In their paper, the team lays out what has been established so far — and also the key unknowns. First: what is a microdose, anyway? When it comes to LSD or the active ingredients from magic mushrooms, there is no agreed scientific consensus, though a microdose is often defined as approximately one-tenth to one-twentieth of a recreational dose. However, since there’s significant variability in the level of psilocybin in a magic mushroom, microdosing by weight of dried mushroom could lead to a huge variation in actual doses taken each time.
Most studies to date have also generally lumped together people who self-identify as microdosers into a single group. But there’s a lot of variation in how microdosers schedule their consumption. In a 2011 book that had a huge influence on the take-up of the technique, James Fadiman suggested two consecutive days of dosing followed by two non-dosing days. However, some people take small doses every weekday, and one recent survey of microdosers found that half had come up with their own schedule.
Variations in the actual doses that are consumed, and how often they are taken, make it hard to draw conclusions from studies that explore effects reported by microdosers, the team note. Improvements in energy, mood, cognition, concentration, stress management, creativity, spiritual awareness and productivity have all been frequently reported in surveys of microdosers. However, “all of these reports are confounded by the lack of certainty relating to the actual dose used, or indeed the provenance of the active ingredient, and the absence of placebo conditions,” Kuypers and her colleagues write. (The study published in May that found impacts on stress and emotional intensity suffered from all these drawbacks.) Anecdotal reports may not play out in controlled trials: for example, the team notes that to date, no placebo-controlled study has found statistically significant effects of microdosing on creativity.

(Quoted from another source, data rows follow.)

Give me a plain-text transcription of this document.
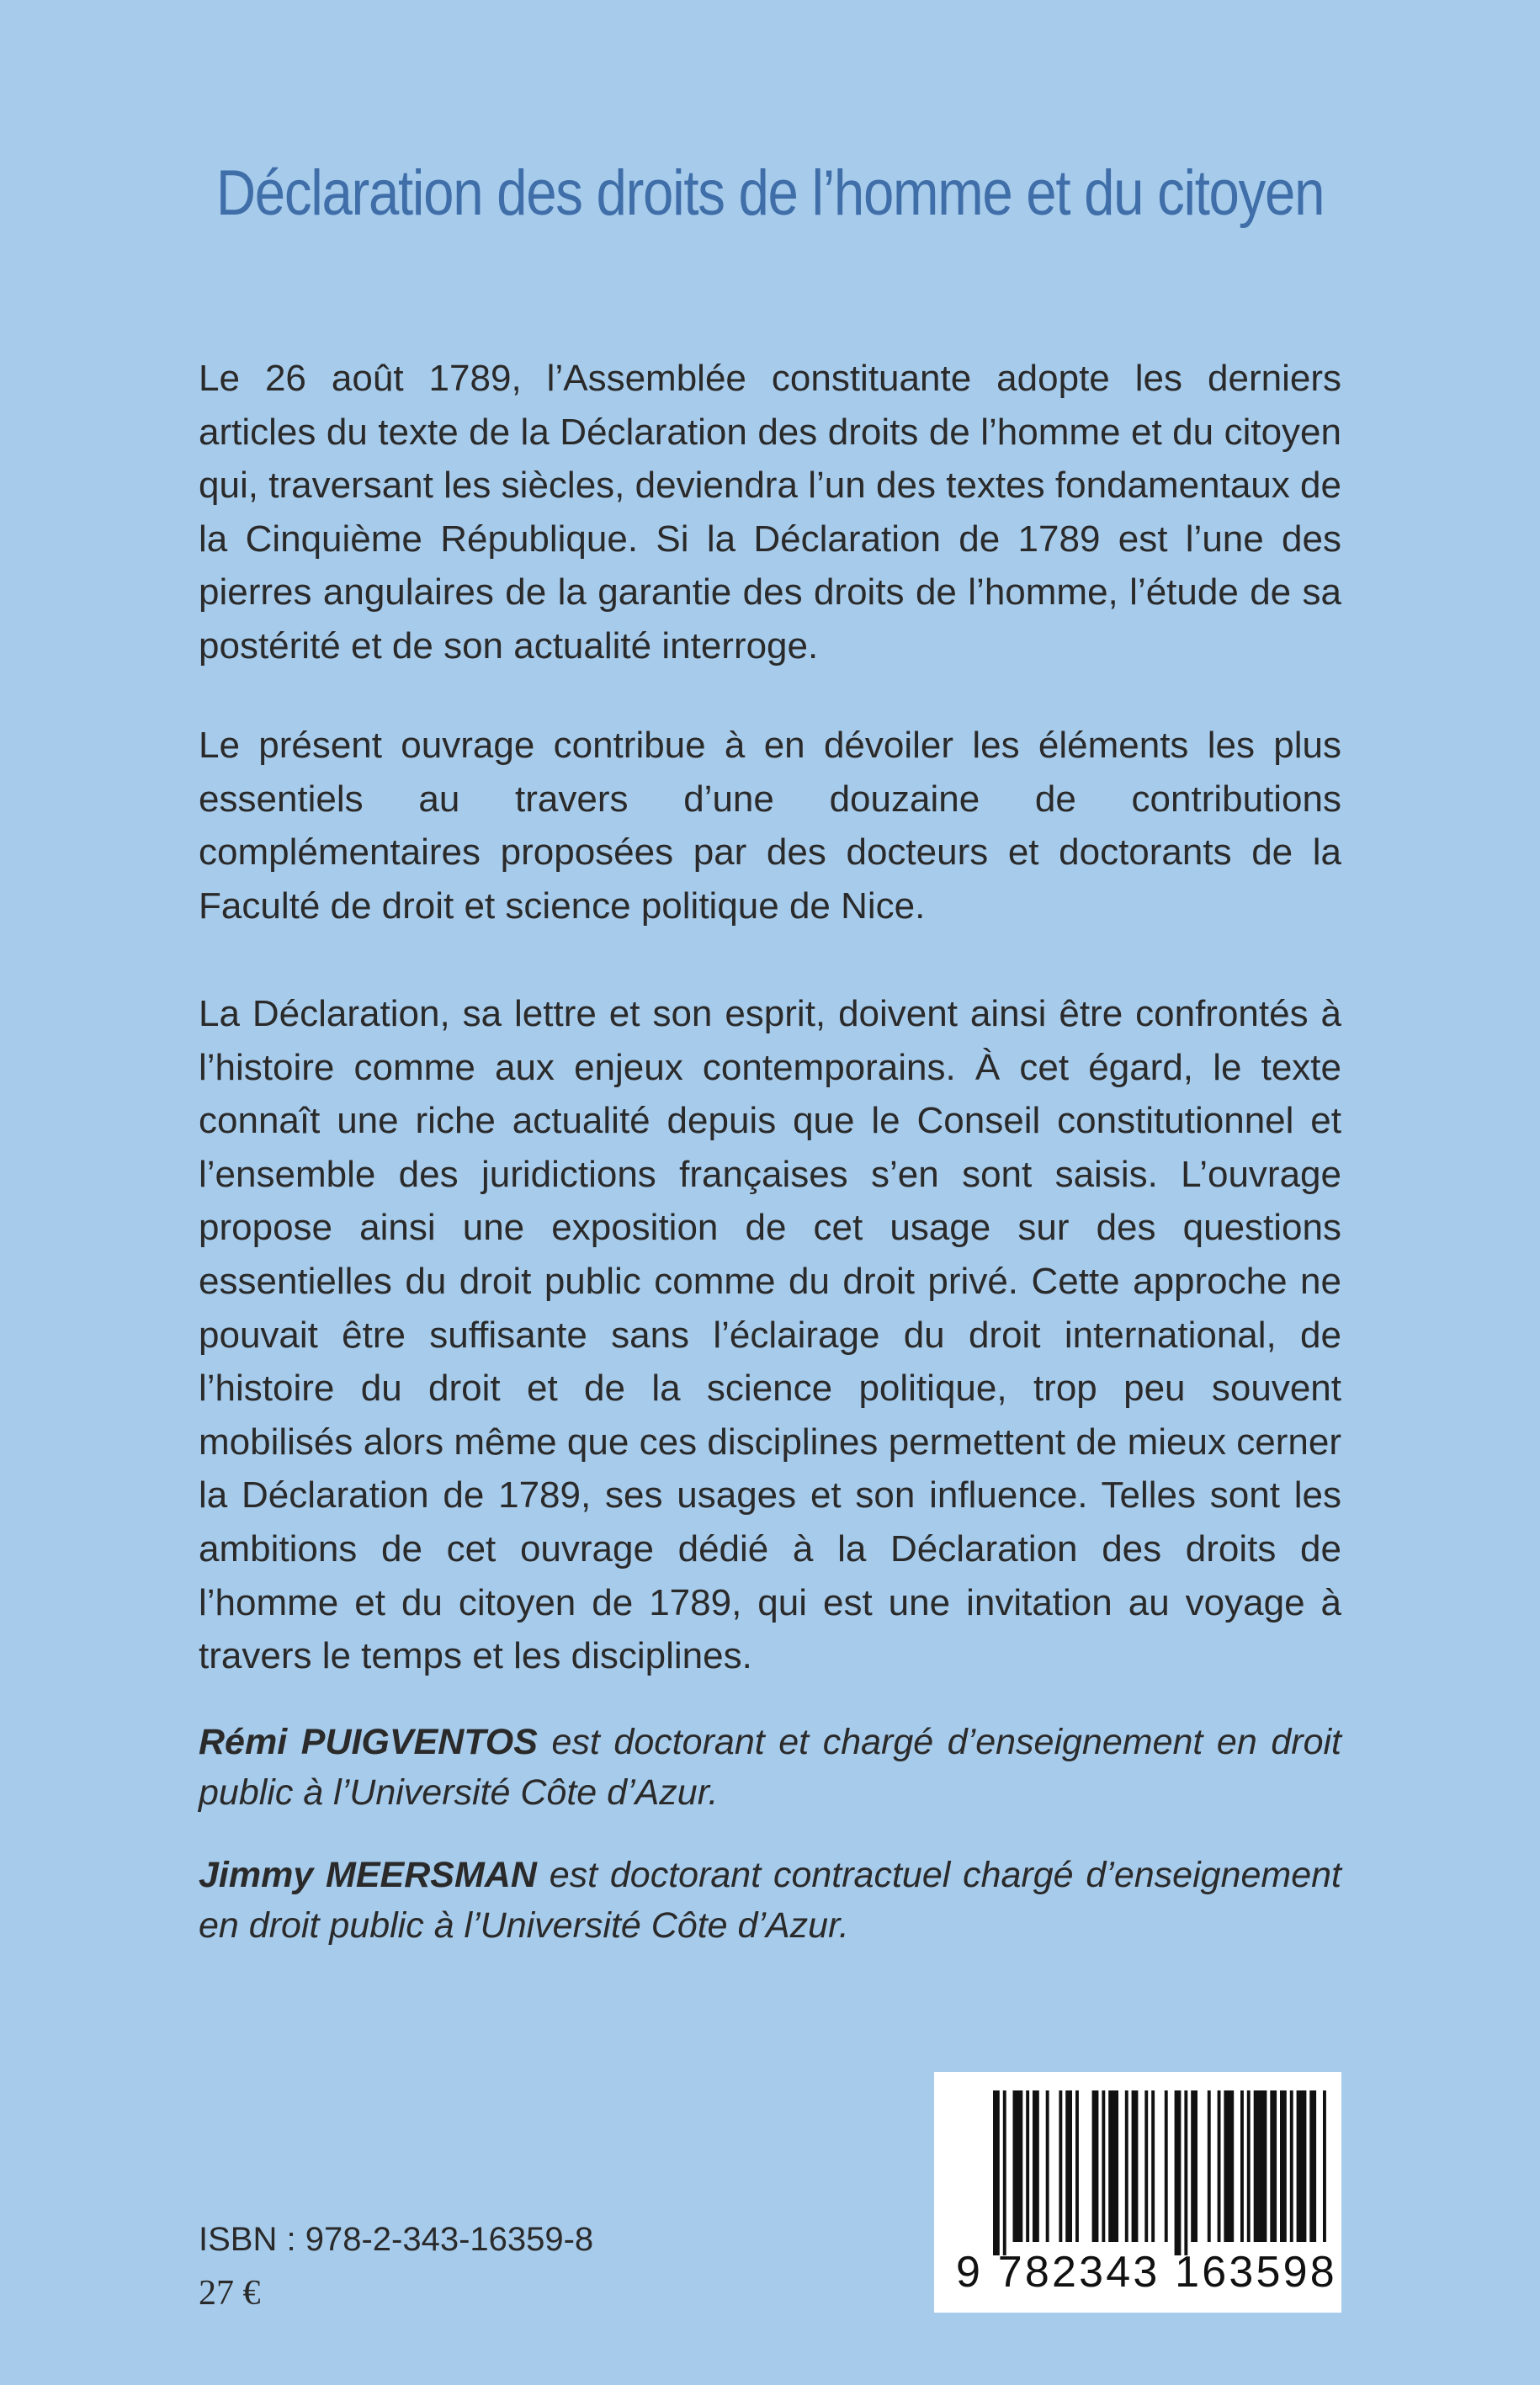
Déclaration des droits de l’homme et du citoyen

Le 26 août 1789, l’Assemblée constituante adopte les derniers articles du texte de la Déclaration des droits de l’homme et du citoyen qui, traversant les siècles, deviendra l’un des textes fondamentaux de la Cinquième République. Si la Déclaration de 1789 est l’une des pierres angulaires de la garantie des droits de l’homme, l’étude de sa postérité et de son actualité interroge.

Le présent ouvrage contribue à en dévoiler les éléments les plus essentiels au travers d’une douzaine de contributions complémentaires proposées par des docteurs et doctorants de la Faculté de droit et science politique de Nice.

La Déclaration, sa lettre et son esprit, doivent ainsi être confrontés à l’histoire comme aux enjeux contemporains. À cet égard, le texte connaît une riche actualité depuis que le Conseil constitutionnel et l’ensemble des juridictions françaises s’en sont saisis. L’ouvrage propose ainsi une exposition de cet usage sur des questions essentielles du droit public comme du droit privé. Cette approche ne pouvait être suffisante sans l’éclairage du droit international, de l’histoire du droit et de la science politique, trop peu souvent mobilisés alors même que ces disciplines permettent de mieux cerner la Déclaration de 1789, ses usages et son influence. Telles sont les ambitions de cet ouvrage dédié à la Déclaration des droits de l’homme et du citoyen de 1789, qui est une invitation au voyage à travers le temps et les disciplines.

Rémi PUIGVENTOS est doctorant et chargé d’enseignement en droit public à l’Université Côte d’Azur.

Jimmy MEERSMAN est doctorant contractuel chargé d’enseignement en droit public à l’Université Côte d’Azur.

ISBN : 978-2-343-16359-8
27 €	9 782343 163598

Finally, though single active doses of drugs like psilocybin are considered to be relatively safe, it’s still unclear whether repeated small doses carry additional risks. For instance, psilocin (the active metabolite of psilocybin) binds to a serotonin receptor that plays a role in heart function, and some drugs that act on this receptor, including the diet medication Phen/Fen, were pulled from the market after heart complications and fatalities. Future work should test whether multiple microdoses of psilocin have negative effects on the heart, the authors write.
Essential safety-testing aside, much more gold-standard, placebo-controlled research into the effects of microdosing is required, the team argues, as well as a better understanding of the molecular mechanisms behind any effects. For now, Kuypers says, “there is a lack of scientific proof that microdosing is indeed effective”.